实现Pytorch完成类别分类
Object
- 基本掌握使用pytorch框架进行神经网络训练任务
- 使用Pycharm,Google Colab完成代码编写
- 本次实验只是来熟悉一下训练的流程,因此模型比较简单
1. 编写代码
数据集介绍
CIFAR-10数据集包含6000张大小是(32,32)的图片数据,有10个类别。训练集有5000张,测试集1000张。
数据读取以及数据加载
# 创建一个transform
transform = torchvision.transforms.Compose([
torchvision.transforms.ToTensor()
])
# 准备数据
# 参数 train=True 表示是训练数据 ,False是测试数据
train_data = torchvision.datasets.CIFAR10("./dataset", train=True, transform=transform,
download=False)
test_data = torchvision.datasets.CIFAR10("./pytorch/dataset", train=False, transform=transform,
download=False)
# 加载数据
train_dataloader = DataLoader(train_data, batch_size=64)
test_dataloader = DataLoader(test_data, batch_size=64)
目录结构
- network是写的是vgg16的网络结构
VGG16的架构如下
代码
import torch
from torch import nn
# 定义网路结构
class VGG16(nn.Module):
def __init__(self) -> None:
super().__init__()
self.model = nn.Sequential(
nn.Conv2d(3, 32, 5, 1, 2),
nn.MaxPool2d(2),
nn.Conv2d(32, 32, 5, 1, 2),
nn.MaxPool2d(2),
nn.Conv2d(32, 64, 5, 1, 2),
nn.MaxPool2d(2),
nn.Flatten(),
nn.Linear(1024, 64),
nn.Linear(64, 10)
)
def forward(self, input):
output = self.model(input)
return output
if __name__ == '__main__':
mymodel =VGG16()
input = torch.ones((64,3,32,32))
output = mymodel(input)
print(output.shape)
plot_util.py
import matplotlib.pyplot as plt
import seaborn as sns
# 画出train图线
def plot(train_loss):
# sns.set()
sns.set_style("dark")
# sns.despine()
idx_list = [i for i in range(len(train_loss))]
plt.figure(figsize=(10, 6))
plt.rcParams["font.size"] = 18
plt.grid(visible=True, which='major', linestyle='-')

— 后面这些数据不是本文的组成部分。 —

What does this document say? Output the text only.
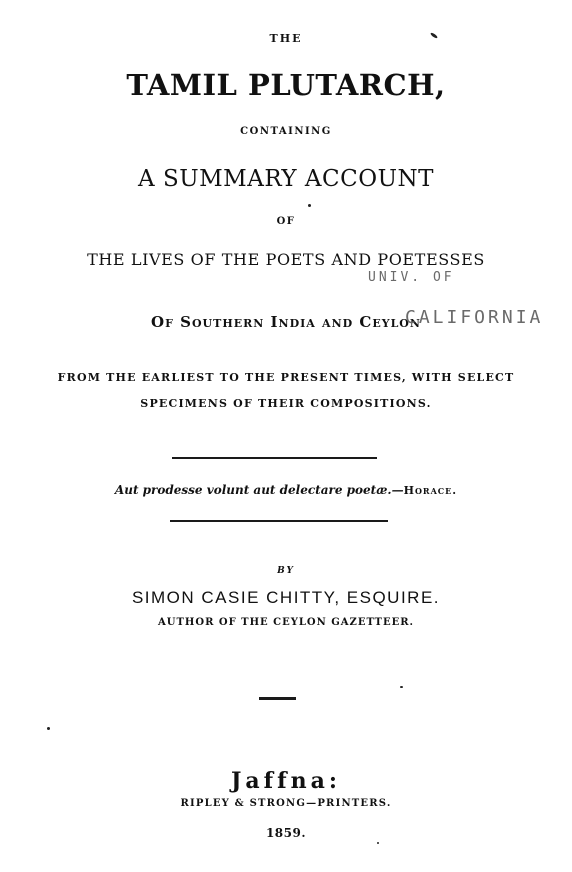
THE
TAMIL PLUTARCH,
CONTAINING
A SUMMARY ACCOUNT
OF
THE LIVES OF THE POETS AND POETESSES
Of Southern India and Ceylon
UNIV. OF
CALIFORNIA
FROM THE EARLIEST TO THE PRESENT TIMES, WITH SELECT
SPECIMENS OF THEIR COMPOSITIONS.
Aut prodesse volunt aut delectare poetæ.—Horace.
BY
SIMON CASIE CHITTY, ESQUIRE.
AUTHOR OF THE CEYLON GAZETTEER.
Jaffna:
RIPLEY & STRONG—PRINTERS.
1859.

plt.grid(visible=True, which='minor', linestyle='--', alpha=0.5)
# 显示小刻度 minorticks_off()不显示
plt.minorticks_on()
plt.plot(idx_list, train_loss, 'o-', color='red', marker='*', linewidth=1, fillstyle='bottom')
plt.title("traning loss")
plt.xlabel("train times")
plt.ylabel("train loss")
plt.legend(["positive", "commend"])
plt.savefig("train_loss2.png")
# plt.show()
plt.close()
训练
- 定义参数
- 加载模型
- 保存模型
- 画出train_loss函数
- 默认每次从model目录下加载出已经训练的模型.pth文件,并选择下标最大的加载
def train(model,maxepoch=20) :
mynetwork = model
# 定义损失函数
loss_fn = nn.CrossEntropyLoss().to(device)
# 定义学习率
learning_rate = 0.01
# 优化器
optimizer = torch.optim.SGD(mynetwork.parameters(), learning_rate)
# 设置训练网络的参数
total_train_step = 0
total_test_step = 0
# 训练轮数
epoch = 0
max_epoch = maxepoch
train_loss = []
test_accuaacy = []
state = {'model':mynetwork.state_dict(),
'optimizer':optimizer.state_dict(),
'epoch':epoch
}
model_save_path = './result/model/'
model_load_path = './result/model/'
# 从加载model的路径下获取所有文件(如果是.pth后缀的文件)
model_files = [file for file in os.listdir(model_load_path) if file.endswith('.pth') ]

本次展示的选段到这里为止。